Eni's Claudio Descalzi and Snam's Stefano Venier signed a joint venture agreement to create a carbon capture project in Italy. (Source: Eni)
Eni and energy infrastructure company Snam entered a joint venture (JV) to develop and manage Italy's first carbon capture and storage (CCS) project, a press release announced on Dec. 19.
"CCS is complementary to renewables, to energy efficiency solutions and to the other available levers, and is central to avoiding CO2 emissions from highly energy-intensive sectors that currently have no technological alternatives for decarbonization," Eni CEO Claudio Descalzi commented in the release.
The JV is looking to contribute to the decarbonization of hard-to-abate sectors such as steel mills, cement, ceramics and chemicals.
"It is a fact that CCS technologies have consolidated their role at a global level as a tool available to achieve decarbonization goals, and for this reason they are gaining more and more attention from governments, investors and industry players," Snam CEO Stefano Venier added.
Phase 1 of the Ravenna CCS project will capture 25,000 tones of CO2 from Eni's Casalborsetti natural gas treatment plant and transported to the Porto Corsini Mare Ovest platform, where it will be injected into a depleted gas field offshore Ravenna.
"Phase 1 of the Ravenna Project will allow to reduce emissions from the Casalborsetti power plant, launching in Italy a project based on a mature technological process that is key for the achievement of our climate goals," Descalzi continued.
The first phase of the project will also create an estimated 500 new jobs, playing an important role in the local economies.

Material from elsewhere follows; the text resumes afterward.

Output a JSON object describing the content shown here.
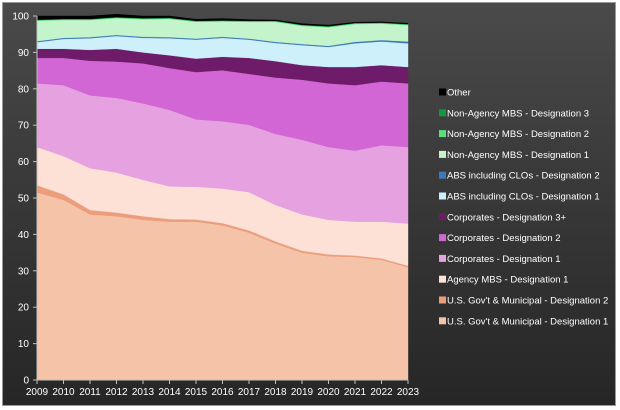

"CCS projects are being developed globally and are already at an advanced stage both in Europe - especially in the U.K., the Netherlands and the Nordic countries and in the U.S.," Venier said. "This joint venture sets the first initiative in Italy with the ambition to offer a solution to the entire hard-to-abate production cluster in the Po Valley and potentially also to other Italian regions as well as other countries bordering the Mediterranean basin."